Role Summary:
A strategic and hands-on Operations Lead to ensure the resilience, performance, and cost-effectiveness of our Azure-based data platform. This role is at the heart of our data ecosystem,
combining platform reliability, incident response, SLA management, cost optimization (FinOps), and deployment oversight.
You will be the single point of contact for operational issues, driving rapid resolution during outages, leading communications with stakeholders, and shaping the processes that keep our
platform running smoothly and efficiently.
Responsibilities:
- Own the day-to-day stability and performance of our Azure data platform (Synapse, Databricks, ADF, Power BI).
- Act as the primary point of contact for incidents and outages — driving resolution, root cause analysis, and clear stakeholder communication.
- Define, implement, and enforce SLAs for critical pipelines, datasets, and reporting assets.
- Run FinOps forums with business stakeholders to improve cost transparency, accountability, and efficiency across the platform.
- Oversee CI/CD pipelines and deployments, ensuring reliable, safe, and compliant delivery of data platform changes.
- Champion monitoring, observability, and automation to detect and resolve issues proactively while reducing manual intervention.
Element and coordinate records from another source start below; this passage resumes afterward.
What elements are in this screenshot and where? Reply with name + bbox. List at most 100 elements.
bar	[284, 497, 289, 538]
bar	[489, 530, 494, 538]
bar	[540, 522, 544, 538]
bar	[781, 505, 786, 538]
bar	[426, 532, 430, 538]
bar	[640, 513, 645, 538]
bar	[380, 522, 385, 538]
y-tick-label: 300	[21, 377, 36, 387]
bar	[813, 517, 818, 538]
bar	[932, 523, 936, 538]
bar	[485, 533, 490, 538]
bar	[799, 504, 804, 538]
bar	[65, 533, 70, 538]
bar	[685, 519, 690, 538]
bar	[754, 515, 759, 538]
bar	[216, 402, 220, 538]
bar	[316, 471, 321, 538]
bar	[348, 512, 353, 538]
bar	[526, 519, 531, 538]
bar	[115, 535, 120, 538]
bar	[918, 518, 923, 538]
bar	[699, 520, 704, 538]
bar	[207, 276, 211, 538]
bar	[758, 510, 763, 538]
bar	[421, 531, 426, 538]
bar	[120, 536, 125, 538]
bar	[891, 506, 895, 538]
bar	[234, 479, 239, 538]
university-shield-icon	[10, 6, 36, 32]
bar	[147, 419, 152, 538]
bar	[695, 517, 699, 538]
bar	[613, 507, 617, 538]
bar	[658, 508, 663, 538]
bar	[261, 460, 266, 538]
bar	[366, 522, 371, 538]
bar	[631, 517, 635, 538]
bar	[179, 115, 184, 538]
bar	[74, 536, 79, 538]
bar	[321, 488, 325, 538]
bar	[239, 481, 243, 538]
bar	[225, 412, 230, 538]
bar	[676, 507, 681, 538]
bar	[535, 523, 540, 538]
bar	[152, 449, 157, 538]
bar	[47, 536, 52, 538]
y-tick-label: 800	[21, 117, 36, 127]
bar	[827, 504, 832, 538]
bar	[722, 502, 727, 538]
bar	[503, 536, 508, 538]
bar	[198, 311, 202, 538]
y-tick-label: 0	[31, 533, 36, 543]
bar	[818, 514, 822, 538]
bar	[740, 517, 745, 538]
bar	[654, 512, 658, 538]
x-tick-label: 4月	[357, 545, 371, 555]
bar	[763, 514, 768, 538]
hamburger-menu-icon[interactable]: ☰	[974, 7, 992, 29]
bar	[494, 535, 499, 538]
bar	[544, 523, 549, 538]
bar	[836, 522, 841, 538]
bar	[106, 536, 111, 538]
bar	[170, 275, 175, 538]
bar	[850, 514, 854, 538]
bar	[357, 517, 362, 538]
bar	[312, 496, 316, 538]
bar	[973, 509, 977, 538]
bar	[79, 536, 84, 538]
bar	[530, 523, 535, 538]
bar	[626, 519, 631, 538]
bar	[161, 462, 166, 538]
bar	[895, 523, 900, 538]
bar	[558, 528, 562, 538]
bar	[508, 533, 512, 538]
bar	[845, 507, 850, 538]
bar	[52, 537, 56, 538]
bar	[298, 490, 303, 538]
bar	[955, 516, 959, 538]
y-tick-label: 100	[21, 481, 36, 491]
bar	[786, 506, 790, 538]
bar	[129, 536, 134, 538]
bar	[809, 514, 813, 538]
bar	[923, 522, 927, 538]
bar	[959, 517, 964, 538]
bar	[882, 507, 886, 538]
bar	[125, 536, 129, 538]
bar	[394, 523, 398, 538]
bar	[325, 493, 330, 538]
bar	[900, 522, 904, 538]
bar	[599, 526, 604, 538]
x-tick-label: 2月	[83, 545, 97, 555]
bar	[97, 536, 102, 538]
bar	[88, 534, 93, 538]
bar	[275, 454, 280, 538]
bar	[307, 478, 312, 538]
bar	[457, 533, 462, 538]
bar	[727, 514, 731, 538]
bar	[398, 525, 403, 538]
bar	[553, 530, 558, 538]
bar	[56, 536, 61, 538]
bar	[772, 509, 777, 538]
- Develop and maintain operational runbooks, escalation protocols, and incident playbooks to strengthen resilience.
- Partner with data engineering and analytics teams to align operational strategy with business goals and future platform roadmap.
Skills Required:
- Operational Leadership: Proven track record in leading operations for large-scale data platforms, ensuring stability, performance, and stakeholder trust.
- Incident & SLA Management: Skilled in incident triage, root cause analysis, escalation handling, and defining/enforcing SLAs with cross-functional teams.
- Azure Data Stack: Hands-on experience with Azure Synapse, Databricks, ADF, and Power BI, with the ability to guide best practices and optimisations.
- Automation & CI/CD: Familiar with CI/CD processes and automation to streamline deployments and reduce manual intervention.
- FinOps Mindset: Experience in cost management, usage reporting, and running forums with business stakeholders to drive accountability and efficiency.
- Monitoring & Observability: Knowledge of modern monitoring, alerting, and data quality frameworks to ensure proactive platform health management.